Ulsan National Institute of Science and Technology, 50 UNIST-gil, Ulju-gun, Ulsan 44919, Korea.
Sensors (Basel). 2020 Oct 15;20(20):5839. doi: 10.3390/s20205839.
Emergency situations in nuclear power plants are accompanied by an automatic reactor shutdown, which gives a big task burden to the plant operators under highly stressful conditions. Diagnosis of the occurred accident is an essential sequence for optimum mitigations; however, it is also a critical source of error because the results of accident identification determine the task flow connected to all subsequent tasks. To support accident identification in nuclear power plants, recurrent neural network (RNN)-based approaches have recently shown outstanding performances. Despite the achievements though, the robustness of RNN models is not promising because wrong inputs have been shown to degrade the performance of RNNs to a greater extent than other methods in some applications. In this research, an accident diagnosis system that is tolerant to sensor faults is developed based on an existing RNN model and tested with anticipated sensor errors. To find the optimum strategy to mitigate sensor error, Missforest, selected from among various imputation methods, and gated recurrent unit with decay (GRUD), developed for multivariate time series imputation based on the RNN model, are compared to examine the extent that they recover the diagnosis accuracies within a given threshold.

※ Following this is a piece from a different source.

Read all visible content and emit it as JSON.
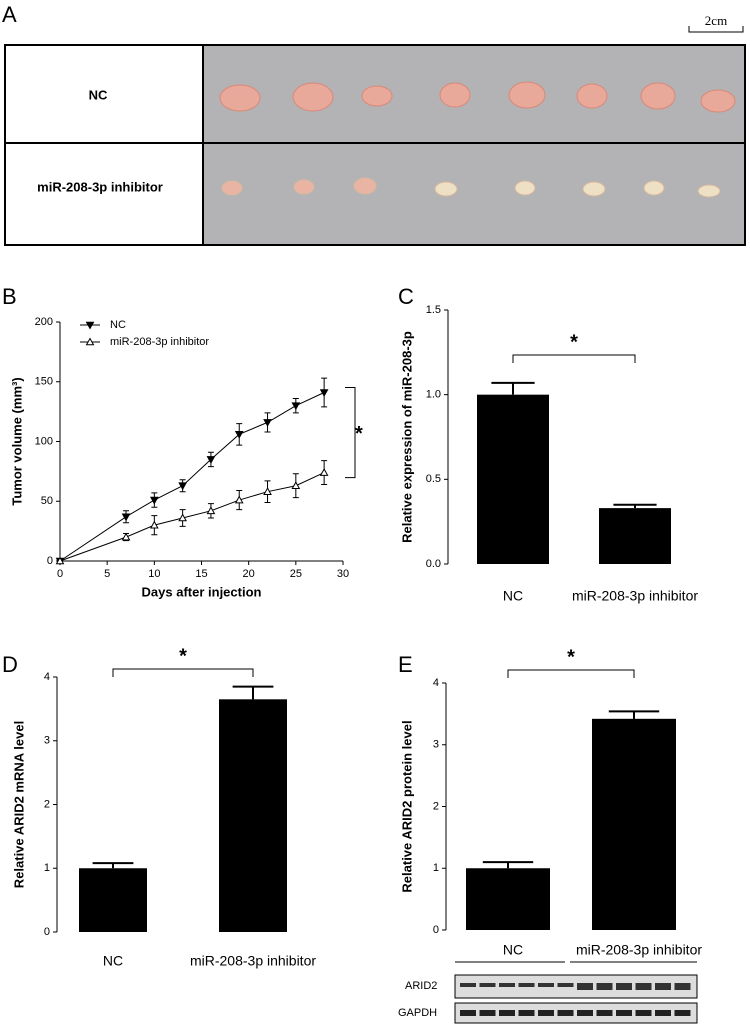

核电站紧急情况伴随着反应堆自动停机,这给在高压力条件下的工厂操作人员带来了巨大的任务负担。事故诊断是最佳缓解的必要环节;然而,这也是一个关键的错误源,因为事故识别的结果决定了与所有后续任务相关的任务流。为了支持核电站的事故识别,基于递归神经网络(RNN)的方法最近表现出了出色的性能。尽管取得了这些成就,但是 RNN 模型的鲁棒性并不理想,因为错误的输入在某些应用中比其他方法更大程度地降低了 RNN 的性能。在这项研究中,开发了一种基于现有 RNN 模型的对传感器故障具有容错能力的事故诊断系统,并使用预期的传感器误差进行了测试。为了找到减轻传感器误差的最佳策略,从各种插补方法中选择了 Missforest,并与 gated recurrent unit with decay (GRUD) 进行了比较,后者是为基于 RNN 模型的多元时间序列插补而开发的,以检查它们在给定阈值内恢复诊断准确性的程度。